We have waited for more than 340 years for our constitutional and God given rights. The nations of Asia and Africa are moving with jetlike speed toward gaining political independence, but we still creep at horse and buggy pace toward gaining a cup of coffee at a lunch counter. Perhaps it is easy for those who have never felt the stinging darts of segregation to say, "Wait." But when you have seen vicious mobs lynch your mothers and fathers at will and drown your sisters and brothers at whim; when you have seen hate filled policemen curse, kick and even kill your black brothers and sisters; when you see the vast majority of your twenty million Negro brothers smothering in an airtight cage of poverty in the midst of an affluent society; when you suddenly find your tongue twisted and your speech stammering as you seek to explain to your six year old daughter why she can't go to the public amusement park that has just been advertised on television, and see tears welling up in her eyes when she is told that Funtown is closed to colored children, and see ominous clouds of inferiority beginning to form in her little mental sky, and see her beginning to distort her personality by developing an unconscious bitterness toward white people; when you have to concoct an answer for a five year old son who is asking: "Daddy, why do white people treat colored people so mean?"; when you take a cross county drive and find it necessary to sleep night after night in the uncomfortable corners of your automobile because no motel will accept you; when you are humiliated day in and day out by nagging signs reading "white" and "colored"; when your first name becomes "nigger," your middle name becomes "boy" (however old you are) and your last name becomes "John," and your wife and mother are never given the respected title "Mrs."; when you are harried by day and haunted by night by the fact that you are a Negro, living constantly at tiptoe stance, never quite knowing what to expect next, and are plagued with inner fears and outer resentments; when you are forever fighting a degenerating sense of "nobodiness"--then you will understand why we find it difficult to wait.
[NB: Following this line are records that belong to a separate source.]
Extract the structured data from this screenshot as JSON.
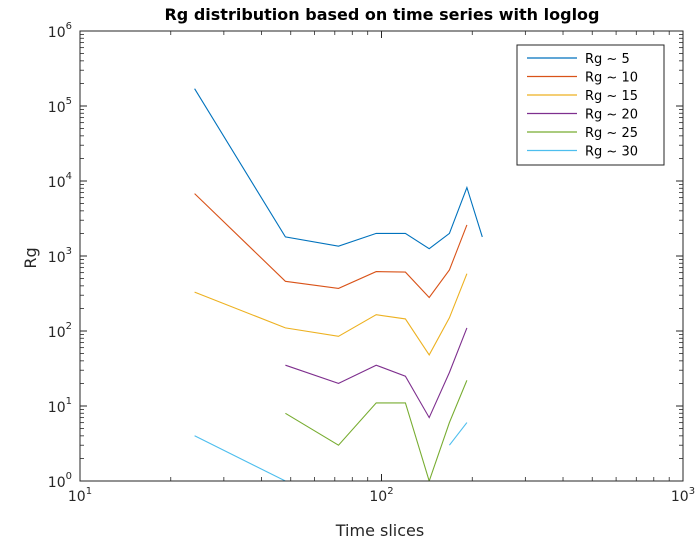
{
  "chart_data": {
    "type": "line",
    "title": "Rg distribution based on time series with loglog",
    "xlabel": "Time slices",
    "ylabel": "Rg",
    "xscale": "log",
    "yscale": "log",
    "xlim": [
      10,
      1000
    ],
    "ylim": [
      1,
      1000000
    ],
    "x_ticks": [
      {
        "base": "10",
        "exp": "1",
        "value": 10
      },
      {
        "base": "10",
        "exp": "2",
        "value": 100
      },
      {
        "base": "10",
        "exp": "3",
        "value": 1000
      }
    ],
    "y_ticks": [
      {
        "base": "10",
        "exp": "0",
        "value": 1
      },
      {
        "base": "10",
        "exp": "1",
        "value": 10
      },
      {
        "base": "10",
        "exp": "2",
        "value": 100
      },
      {
        "base": "10",
        "exp": "3",
        "value": 1000
      },
      {
        "base": "10",
        "exp": "4",
        "value": 10000
      },
      {
        "base": "10",
        "exp": "5",
        "value": 100000
      },
      {
        "base": "10",
        "exp": "6",
        "value": 1000000
      }
    ],
    "grid": false,
    "legend_position": "top-right",
    "series": [
      {
        "name": "Rg ~ 5",
        "color": "#0072BD",
        "points": [
          [
            24,
            170000
          ],
          [
            48,
            1800
          ],
          [
            72,
            1350
          ],
          [
            96,
            2000
          ],
          [
            120,
            2000
          ],
          [
            144,
            1250
          ],
          [
            168,
            2000
          ],
          [
            192,
            8200
          ],
          [
            216,
            1800
          ]
        ]
      },
      {
        "name": "Rg ~ 10",
        "color": "#D95319",
        "points": [
          [
            24,
            6800
          ],
          [
            48,
            460
          ],
          [
            72,
            370
          ],
          [
            96,
            620
          ],
          [
            120,
            610
          ],
          [
            144,
            280
          ],
          [
            168,
            650
          ],
          [
            192,
            2600
          ]
        ]
      },
      {
        "name": "Rg ~ 15",
        "color": "#EDB120",
        "points": [
          [
            24,
            330
          ],
          [
            48,
            110
          ],
          [
            72,
            85
          ],
          [
            96,
            165
          ],
          [
            120,
            145
          ],
          [
            144,
            48
          ],
          [
            168,
            150
          ],
          [
            192,
            580
          ]
        ]
      },
      {
        "name": "Rg ~ 20",
        "color": "#7E2F8E",
        "points": [
          [
            48,
            35
          ],
          [
            72,
            20
          ],
          [
            96,
            35
          ],
          [
            120,
            25
          ],
          [
            144,
            7
          ],
          [
            168,
            28
          ],
          [
            192,
            110
          ]
        ]
      },
      {
        "name": "Rg ~ 25",
        "color": "#77AC30",
        "points": [
          [
            48,
            8
          ],
          [
            72,
            3
          ],
          [
            96,
            11
          ],
          [
            120,
            11
          ],
          [
            144,
            1
          ],
          [
            168,
            6
          ],
          [
            192,
            22
          ]
        ]
      },
      {
        "name": "Rg ~ 30",
        "color": "#4DBEEE",
        "segments": [
          [
            [
              24,
              4
            ],
            [
              48,
              1
            ],
            [
              72,
              1
            ],
            [
              96,
              1
            ],
            [
              120,
              1
            ]
          ],
          [
            [
              168,
              3
            ],
            [
              192,
              6
            ]
          ]
        ]
      }
    ]
  }
}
There comes a time when the cup of endurance runs over, and men are no longer willing to be plunged into the abyss of despair. I hope, sirs, you can understand our legitimate and unavoidable impatience. 

Towards assessment

Individual oral commentary - Try to find examples of metonymy, synecdoche, allusion, simile and metaphor in the texts that you are studying for Part 4. How would you describe the effects of these devices on their readers? How does figurative language play a role your texts?